Abstract

As other object-oriented visual methods, UML has tremendously influenced the software engineering modeling practice with rich structuring mechanisms. Despite its strengths, the rigorous development of non-trivial applications (those applications that, due their complexity, need to emphasise the specification and verification of their components) do not seem feasible without a formal semantics. The reason is that well-known model transformations might not preserve behaviour. This problem is even more serious in a model driven development, where transformations are as important as models, and involve different model views. Similar limitations can be found during the development with UML-RT. This language is a conservative UML profile that includes active objects (objects with an execution flow independent of the rest of the system) to describe concurrent and distributed applications. In this kind of development, transformations have to simultaneously handle both static and dynamic model views, represented by the diagrams and properties of the model. For these reasons, this work proposes a semantics for UML-RT via mapping into OhCircus, a formal object oriented language that combines CSP, Z and specification statements, and also support Morgan^a€™s refinement calculus.

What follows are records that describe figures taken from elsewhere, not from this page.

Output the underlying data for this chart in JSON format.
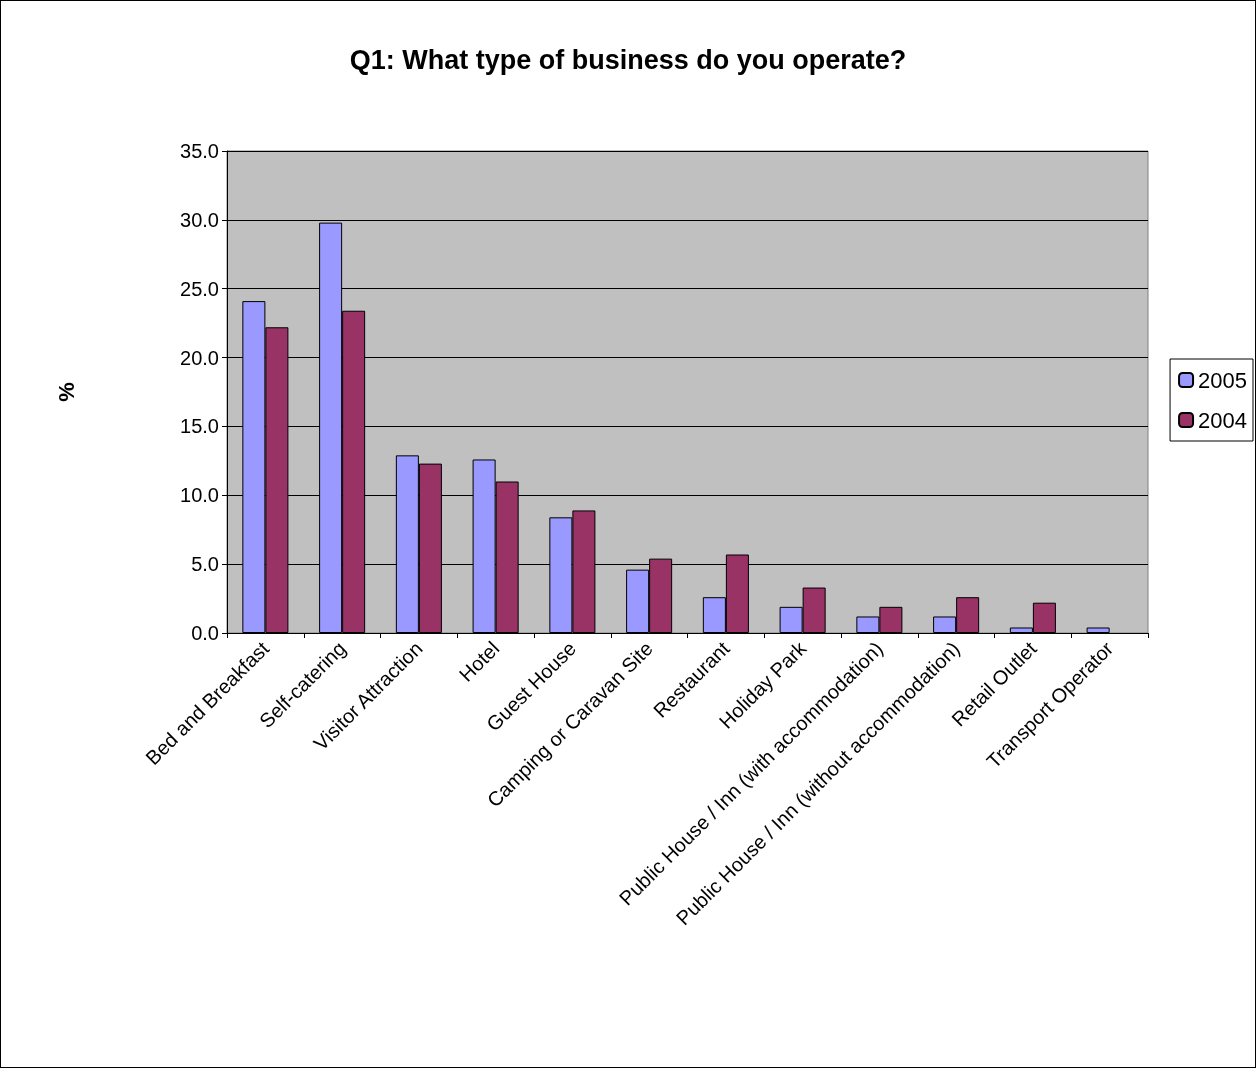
{
  "chart_data": {
    "type": "bar",
    "title": "Q1: What type of business do you operate?",
    "ylabel": "%",
    "categories": [
      "Bed and Breakfast",
      "Self-catering",
      "Visitor Attraction",
      "Hotel",
      "Guest House",
      "Camping or Caravan Site",
      "Restaurant",
      "Holiday Park",
      "Public House / Inn (with accommodation)",
      "Public House / Inn (without accommodation)",
      "Retail Outlet",
      "Transport Operator"
    ],
    "series": [
      {
        "name": "2005",
        "color": "#9999ff",
        "values": [
          24.1,
          29.8,
          12.9,
          12.6,
          8.4,
          4.6,
          2.6,
          1.9,
          1.2,
          1.2,
          0.4,
          0.4
        ]
      },
      {
        "name": "2004",
        "color": "#993366",
        "values": [
          22.2,
          23.4,
          12.3,
          11.0,
          8.9,
          5.4,
          5.7,
          3.3,
          1.9,
          2.6,
          2.2,
          null
        ]
      }
    ],
    "ylim": [
      0,
      35
    ],
    "yticks": [
      {
        "value": 0,
        "label": "0.0"
      },
      {
        "value": 5,
        "label": "5.0"
      },
      {
        "value": 10,
        "label": "10.0"
      },
      {
        "value": 15,
        "label": "15.0"
      },
      {
        "value": 20,
        "label": "20.0"
      },
      {
        "value": 25,
        "label": "25.0"
      },
      {
        "value": 30,
        "label": "30.0"
      },
      {
        "value": 35,
        "label": "35.0"
      }
    ],
    "grid": "y",
    "legend": "right"
  }
}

From this semantics and the laws of OhCircus, we are able to propose and prove model transformation laws that preserve the system behaviour. Two groups of laws are proposed: the first one embodies a comprehensive set of laws that govern small changes in the main model views, like introducing or removing a modelo element; the second group presents more elaborated laws derived from the composition of these basic laws, like decomposing a capsule into parallel component capsules. The derived laws can be taken as precise model refactorings that are easily applied in a rigourous development, without the developer directly dealing with the formalism that supports them. Finally, the comprehensiveness of the set of laws is particularly discussed through the main steps of a reduction strategy of UML-RT models into a UML model extended with a single capsule responsible for all the interactions with the environment; This capsule is also responsible for maintaining the active behaviour of the modeled system. This extended UML model can be regarded as a normal form, and, therefore, our strategy can be regarded as a contribution to a completeness strategy captured by normal form reduction.